An Act relating to nonpayment of child support; relating to certain judicial and administrative orders for medical support of a child; relating to periodic review and adjustment of child support orders; relating to relief from administrative child support orders; relating to child support arrearages; relating to medical support of a child and the Alaska Native family assistance program; amending Rule 90.3, Alaska Rules of Civil Procedure; and providing for an effective date.
Just a brief background on the agency that this piece of legislation falls under. The law falls under the Child Support Enforcement Division (CSED) that receives 65% of its funding from the federal government.
This agency would not survive if it were not for the federal dollars that support this agency and because of this support, there are strings attached.
During the testimony, the Palin staffer brought up the fact that there is 17 million dollars hanging out there and that the Act and the passage of it was needed to receive the federal dollars.
Now this money is not part of the federal stimulus package and the federal dollars are being used to keep the agency a float. This is not a new state agency or program created by the stimulus package.
It is an existing agency/program that has been funded for years and quite frankly, under Stedman's time in office.
In response to the Palin staffer talking about the strings attached, Stedman through a very crass suggestion, tried to make it seem that Palin was being hypocritical on the matter of the stimulus monies and the monies for CSED.
It was a cheap shot by Stedman.
One, CSED is already an existing agency that was built on federal mandates and the change in the law does not create a new agency or add new employees that cost the state money down the road.
It is a provisional change in the statutes that for the most part is already in effect.

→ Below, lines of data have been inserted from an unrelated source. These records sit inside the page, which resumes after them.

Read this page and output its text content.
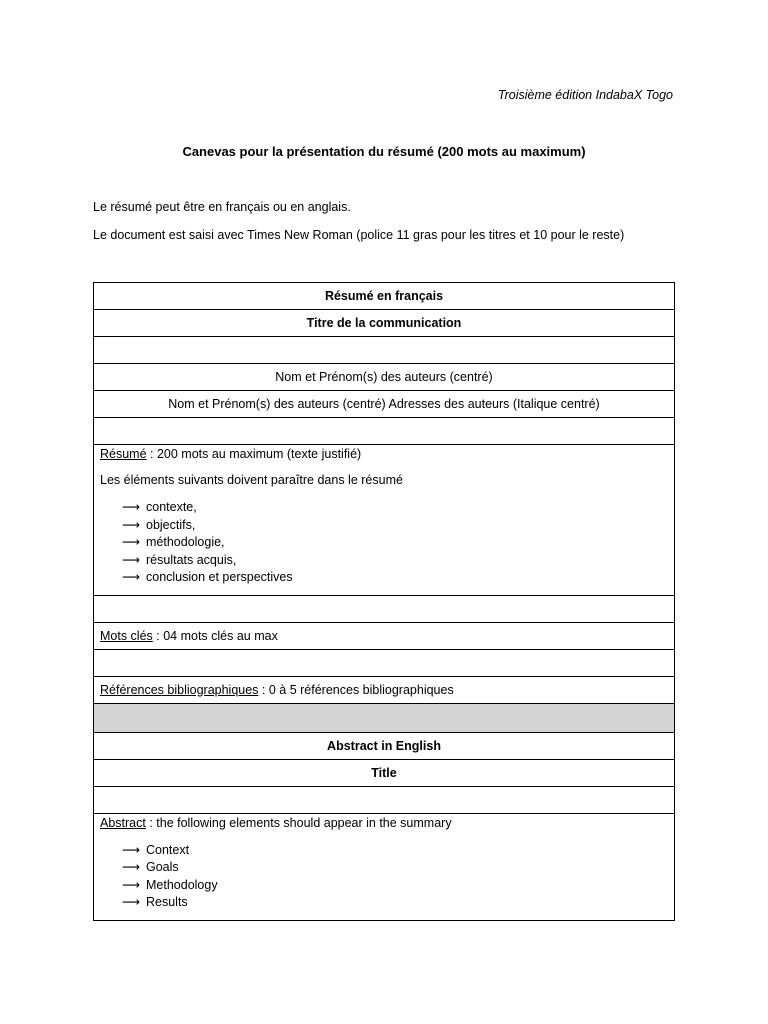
Troisième édition IndabaX Togo
Canevas pour la présentation du résumé (200 mots au maximum)
Le résumé peut être en français ou en anglais.
Le document est saisi avec Times New Roman (police 11 gras pour les titres et 10 pour le reste)
Résumé en français
Titre de la communication

Nom et Prénom(s) des auteurs (centré)
Nom et Prénom(s) des auteurs (centré) Adresses des auteurs (Italique centré)

Résumé : 200 mots au maximum (texte justifié)

Les éléments suivants doivent paraître dans le résumé

⟶ contexte,
⟶ objectifs,
⟶ méthodologie,
⟶ résultats acquis,
⟶ conclusion et perspectives

Mots clés : 04 mots clés au max

Références bibliographiques : 0 à 5 références bibliographiques

Abstract in English
Title

Abstract : the following elements should appear in the summary

⟶ Context
⟶ Goals
⟶ Methodology
⟶ Results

Moreover, in discussion on the bill, the fact was brought up that a non-custodial parent who is ordered to pay money for medical care of their child, the money is not guaranteed by the law that the money will go to the care.
The money goes directly to the custodial parent and there is no provision in the law to make sure the custodial parent uses the money for medical services.
Instead of taking cheap shots, maybe Stedman should conduct hearings on how many custodial parents use the money to buy drugs and alcohol and leave the child in a state of medical neglect.
There was no concern on his part about this fact. None.